Obama’s decision to step onto Syria’s battlefield was a tacit acknowledgment that the opposition is losing the two-year-old conflict, which has killed an estimated 93,000 people. When Obama first said that Assad had lost the legitimacy to govern, 2,000 Syrians had died.
The new situation on the ground has alarmed the administration and its European allies, whose leaders do not think a proposed peace conference in Geneva in the near future could achieve a favorable outcome with Syria’s rebels losing to Assad. Obama administration officials have said Assad cannot remain in office under any peace agreement, something he is unlikely to agree to while winning the war.
Obama is scheduled to meet Monday with Russian President Vladimir Putin, whose government has challenged U.S. and European claims that Assad has used chemical weapons. Putin’s government, like Iran’s, is supporting Assad.
But Putin has also endorsed the idea of the Geneva peace conference, an issue Obama will discuss with him. Administration officials say Obama will appeal to Russian strategic interests in making the case that for the war to end, Assad must go.

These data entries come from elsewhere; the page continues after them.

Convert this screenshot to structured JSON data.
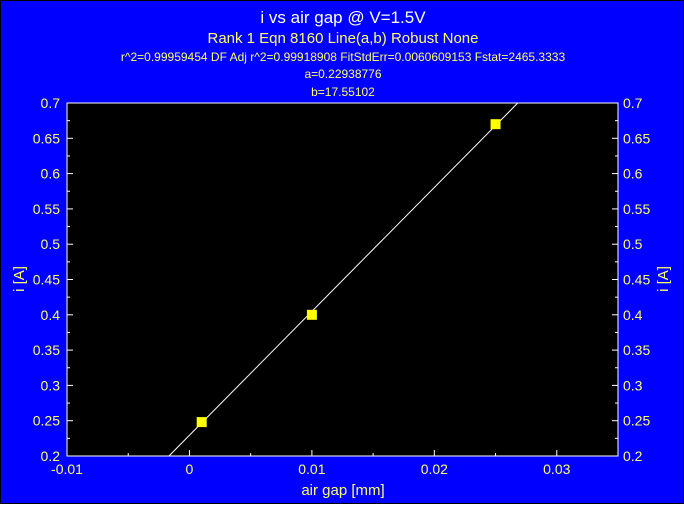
{
  "colors": {
    "background": "#0000ff",
    "plot_area": "#000000",
    "text": "#ffff66",
    "title": "#ffffff",
    "axis": "#ffffff",
    "fit_line": "#ffffff",
    "marker": "#ffff00"
  },
  "chart_data": {
    "type": "scatter",
    "title": "i vs air gap @ V=1.5V",
    "subtitle": "Rank 1  Eqn 8160  Line(a,b) Robust None",
    "stats_line": "r^2=0.99959454  DF Adj r^2=0.99918908  FitStdErr=0.0060609153  Fstat=2465.3333",
    "param_a": "a=0.22938776",
    "param_b": "b=17.55102",
    "xlabel": "air gap [mm]",
    "ylabel_left": "i [A]",
    "ylabel_right": "i [A]",
    "xlim": [
      -0.01,
      0.035
    ],
    "ylim": [
      0.2,
      0.7
    ],
    "x_ticks": [
      -0.01,
      0,
      0.01,
      0.02,
      0.03
    ],
    "x_tick_labels": [
      "-0.01",
      "0",
      "0.01",
      "0.02",
      "0.03"
    ],
    "y_ticks": [
      0.2,
      0.25,
      0.3,
      0.35,
      0.4,
      0.45,
      0.5,
      0.55,
      0.6,
      0.65,
      0.7
    ],
    "y_tick_labels": [
      "0.2",
      "0.25",
      "0.3",
      "0.35",
      "0.4",
      "0.45",
      "0.5",
      "0.55",
      "0.6",
      "0.65",
      "0.7"
    ],
    "grid": false,
    "series": [
      {
        "x": [
          0.001,
          0.01,
          0.025
        ],
        "y": [
          0.248,
          0.4,
          0.67
        ]
      }
    ],
    "fit": {
      "type": "line",
      "a": 0.22938776,
      "b": 17.55102
    }
  }
}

“They don’t want to see a downward spiral, they don’t want to see a chaotic and unstable situation in the region, they don’t want to see extremist elements gaining a foothold in Syria,” said Ben Rhodes, the deputy national security adviser for strategic communications. “The point that we’ve made to Russia is that the current course, in which Assad has not been appropriately pressured to step down from power by those who continue to support him in the international community, is bringing about those very outcomes.”
A return to Berlin
After the two-day summit, Obama will make his first visit as president to Berlin, where he will meet with Merkel, one of the few G-8 leaders whose tenure has spanned his own.
But the main event will be his speech Wednesday at the Brandenberg Gate, marking the 50th anniversary of President John F. Kennedy’s speech of solidarity to a then-divided and besieged Berlin. Unlike Kennedy, who addressed West Berlin with the wall as his backdrop, Obama will speak from the eastern side of the gate to highlight the end of old divisions.
Rhodes said Obama will “hit on broad themes in that speech associated with the shared history of the transatlantic alliance,” urging Europeans to apply that tradition of cooperation to the challenges of nuclear nonproliferation, economic development, human rights abuses and shared security threats.
This will be Obama’s first visit to Berlin since his 2008 stop there as a presidential candidate, when he drew 200,000 people to his open-air speech near the Victory Column in Tiergarten Park. The extraordinary turnout in a foreign country prompted Obama’s Republican opponent, Sen. John McCain (Ariz.), to call the speech a “premature victory lap.”
German leaders and many analysts predict another big audience for Obama’s address but one that, unlike the first, may include a few signs of disenchantment with a president who, after less than a year in office, was awarded the Nobel Peace Prize for his diplomatic promise.